Tiger Loaf (Marble Cake)

A slice of Tiger Cake
This cake is popular in America and Europe, where it is often called a Tiger Cake - due to the two contrasting batter giving an effect like a tiger.

The quote below shows some of the orgins of the marble cake.

"The cookbook evidence suggests that Victorian American women served cake in the same basic ways that their mothers and grandmothers had. For desserts, women generally baked cake in square pans or "in sheets" and served it in cut squares on cake plates or in pierced-silver cake baskets...Much grander party cakes were required for this new age, and they promptly materialized. First was the marble cake, a logical extension of the American fascination with cake color. When marble cake first appeared, its dark swirls were produced through the addition of molasses, spice, and, in some recipes, raisins or currants. The simpler recipes were prepared using a single whole-egg batter, half of it darkened, but more ambitious recipes produced a more dramatic effect by making use of separate silver and gold batters, the latter darkened. Other bicolored cakes soon entered the scene. Hard-money cake was made by swirling silver and gold batters."
---Oxford Encyclopedia of Food and Drink in America, Andrew F. Smith editor [Oxford University Press:New York] 2004, Volume 1 (p. 162)

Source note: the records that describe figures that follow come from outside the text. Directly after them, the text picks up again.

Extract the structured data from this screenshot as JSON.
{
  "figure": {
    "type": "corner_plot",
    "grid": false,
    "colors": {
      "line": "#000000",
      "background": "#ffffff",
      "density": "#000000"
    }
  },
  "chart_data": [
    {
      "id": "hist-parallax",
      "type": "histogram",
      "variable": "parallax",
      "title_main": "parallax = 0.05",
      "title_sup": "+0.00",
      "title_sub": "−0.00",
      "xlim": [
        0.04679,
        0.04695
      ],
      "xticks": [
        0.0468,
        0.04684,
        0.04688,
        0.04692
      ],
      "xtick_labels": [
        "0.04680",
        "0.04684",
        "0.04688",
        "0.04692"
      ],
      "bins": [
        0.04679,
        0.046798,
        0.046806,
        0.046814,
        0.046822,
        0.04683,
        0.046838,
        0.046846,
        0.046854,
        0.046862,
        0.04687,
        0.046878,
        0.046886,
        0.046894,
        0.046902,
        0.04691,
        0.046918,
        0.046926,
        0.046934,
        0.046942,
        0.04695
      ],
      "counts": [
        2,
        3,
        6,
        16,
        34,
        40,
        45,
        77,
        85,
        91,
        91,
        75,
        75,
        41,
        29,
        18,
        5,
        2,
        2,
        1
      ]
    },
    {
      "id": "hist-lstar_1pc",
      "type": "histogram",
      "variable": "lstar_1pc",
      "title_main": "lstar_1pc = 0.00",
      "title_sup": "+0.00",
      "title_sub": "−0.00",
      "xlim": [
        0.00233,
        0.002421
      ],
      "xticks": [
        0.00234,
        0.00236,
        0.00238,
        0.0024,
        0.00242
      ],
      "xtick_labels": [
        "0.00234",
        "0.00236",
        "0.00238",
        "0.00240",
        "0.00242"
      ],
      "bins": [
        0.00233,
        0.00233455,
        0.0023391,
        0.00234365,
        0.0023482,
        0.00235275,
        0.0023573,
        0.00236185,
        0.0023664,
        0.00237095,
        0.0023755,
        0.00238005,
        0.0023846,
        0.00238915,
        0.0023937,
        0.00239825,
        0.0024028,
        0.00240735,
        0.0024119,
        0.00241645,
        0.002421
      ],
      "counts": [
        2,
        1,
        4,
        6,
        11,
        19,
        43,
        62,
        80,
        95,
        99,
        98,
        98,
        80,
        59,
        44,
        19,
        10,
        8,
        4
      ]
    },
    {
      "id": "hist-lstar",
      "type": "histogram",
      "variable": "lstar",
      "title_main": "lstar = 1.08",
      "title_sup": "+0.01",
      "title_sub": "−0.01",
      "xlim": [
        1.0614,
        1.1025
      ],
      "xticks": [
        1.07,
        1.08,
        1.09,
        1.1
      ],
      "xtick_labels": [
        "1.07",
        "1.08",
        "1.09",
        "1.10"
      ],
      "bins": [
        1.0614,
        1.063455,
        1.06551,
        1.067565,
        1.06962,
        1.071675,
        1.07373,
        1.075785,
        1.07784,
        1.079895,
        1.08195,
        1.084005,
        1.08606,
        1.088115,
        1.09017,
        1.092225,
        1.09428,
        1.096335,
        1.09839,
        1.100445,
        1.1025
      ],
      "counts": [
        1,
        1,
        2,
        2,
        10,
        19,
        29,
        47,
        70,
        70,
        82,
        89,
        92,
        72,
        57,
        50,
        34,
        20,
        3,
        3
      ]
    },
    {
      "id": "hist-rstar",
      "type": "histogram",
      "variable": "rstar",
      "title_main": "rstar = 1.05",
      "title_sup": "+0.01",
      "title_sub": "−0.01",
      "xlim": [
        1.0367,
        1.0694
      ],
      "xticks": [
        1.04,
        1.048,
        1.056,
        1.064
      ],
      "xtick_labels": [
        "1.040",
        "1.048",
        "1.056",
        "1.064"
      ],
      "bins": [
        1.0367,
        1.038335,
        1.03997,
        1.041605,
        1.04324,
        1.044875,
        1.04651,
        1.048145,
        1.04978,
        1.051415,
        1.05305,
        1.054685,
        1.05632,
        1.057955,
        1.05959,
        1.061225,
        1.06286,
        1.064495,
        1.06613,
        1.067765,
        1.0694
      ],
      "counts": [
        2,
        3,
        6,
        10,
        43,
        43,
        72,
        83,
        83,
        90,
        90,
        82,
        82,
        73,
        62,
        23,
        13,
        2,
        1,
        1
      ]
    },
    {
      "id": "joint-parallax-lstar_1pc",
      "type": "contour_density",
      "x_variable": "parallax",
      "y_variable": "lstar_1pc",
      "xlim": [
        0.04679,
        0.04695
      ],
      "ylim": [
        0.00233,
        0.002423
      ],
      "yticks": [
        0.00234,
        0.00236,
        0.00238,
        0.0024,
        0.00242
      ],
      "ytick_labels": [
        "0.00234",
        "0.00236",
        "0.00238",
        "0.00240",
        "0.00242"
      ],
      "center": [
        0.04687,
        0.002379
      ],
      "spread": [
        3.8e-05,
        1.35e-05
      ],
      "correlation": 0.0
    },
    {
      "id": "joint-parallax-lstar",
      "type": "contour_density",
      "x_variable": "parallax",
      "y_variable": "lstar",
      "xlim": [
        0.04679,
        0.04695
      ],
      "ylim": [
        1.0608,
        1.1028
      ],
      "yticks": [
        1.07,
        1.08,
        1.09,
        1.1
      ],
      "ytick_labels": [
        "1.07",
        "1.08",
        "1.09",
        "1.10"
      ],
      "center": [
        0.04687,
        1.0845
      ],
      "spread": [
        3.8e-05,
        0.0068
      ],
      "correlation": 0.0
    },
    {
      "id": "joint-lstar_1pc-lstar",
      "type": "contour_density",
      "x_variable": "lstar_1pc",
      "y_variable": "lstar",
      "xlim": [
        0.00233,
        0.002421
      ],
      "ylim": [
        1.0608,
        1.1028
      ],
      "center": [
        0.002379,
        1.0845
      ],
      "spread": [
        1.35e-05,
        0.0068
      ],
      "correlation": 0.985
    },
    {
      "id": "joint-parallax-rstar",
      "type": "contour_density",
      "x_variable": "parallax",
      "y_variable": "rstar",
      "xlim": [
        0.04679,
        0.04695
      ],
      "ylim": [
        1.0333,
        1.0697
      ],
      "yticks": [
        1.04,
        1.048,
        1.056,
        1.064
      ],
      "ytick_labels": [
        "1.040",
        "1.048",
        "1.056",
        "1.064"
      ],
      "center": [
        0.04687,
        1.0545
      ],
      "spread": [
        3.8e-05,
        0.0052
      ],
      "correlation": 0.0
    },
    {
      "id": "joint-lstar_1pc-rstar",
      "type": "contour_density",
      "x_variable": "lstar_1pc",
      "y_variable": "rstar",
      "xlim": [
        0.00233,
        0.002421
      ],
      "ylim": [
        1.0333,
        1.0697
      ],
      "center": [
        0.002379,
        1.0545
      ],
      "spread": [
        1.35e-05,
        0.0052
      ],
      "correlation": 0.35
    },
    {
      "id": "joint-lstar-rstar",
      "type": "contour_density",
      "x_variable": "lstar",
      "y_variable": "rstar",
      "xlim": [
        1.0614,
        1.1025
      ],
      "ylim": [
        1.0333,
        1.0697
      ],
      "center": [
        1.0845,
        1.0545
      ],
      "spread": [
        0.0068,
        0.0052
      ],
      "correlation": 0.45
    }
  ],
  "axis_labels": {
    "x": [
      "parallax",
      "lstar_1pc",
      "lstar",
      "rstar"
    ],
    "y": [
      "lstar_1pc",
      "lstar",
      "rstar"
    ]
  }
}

The key to this cake is too put it in a very hot oven. This causes a reaction with the baking powder which makes the cake rise very high in the middle.

Makes 1 loaf cake
15g cocoa powder
2 tablespoons warm milk
110g plain flour
40g rice flour
1/2 teaspoon baking powder
80g butter
80ml sunflower oil
140g icing sugar plus extra for dusting
2 tablespoons Castor sugar
grated zest of one lemon
3 large eggs

  • Use a 1kg loaf tin. Brush the tin with melted butter and then dust with flour.
  • Mix the cocoa powder with the warmed milk to form a paste.
  • Sift the flours, baking powder and a pinch of salt together in a bowl.
  • Preheat the oven to C220.
  • Heat the butter with the oil at a low heat until warm.
  • Combine the icing sugar, sugar and lemon zest in a bowl of an electric food mixer. Add the butter and oil to this mixture. Mix at a low speed.
  • Add the eggs one at a time and mix well after each addition.
  • Next add the flour in three batches. When all the flour is added mix the mixture at  the highest speed for 5 minutes.
  • Spoon one two thirds of the mixture into a bowl. Add the cocoa paste to the bowl with one third of the mixture, whisk until smooth.
  • To achieve the marbled effect spread a layer of the pale mixture along the tin. Place alternative spoonful of the dark mixture. Top with the pale mixture. Drag a fork through the mixture from the bottom of the tin through to the top in a crisscross movement.
  • Place the cake in the oven. Reduce the temperature to C200. After 15 - 20 minutes make a shallow cut through the length of the cake. Lower the temperature to C175 and bake for a further 35 minutes. You may need to place some foil over the cake it is in golden on top.
  • Test with a skewer, when it comes out clean the cake is ready to be taken out of the oven. Turn the cake out onto a wire rack to cool. Dust with icing sugar to serve.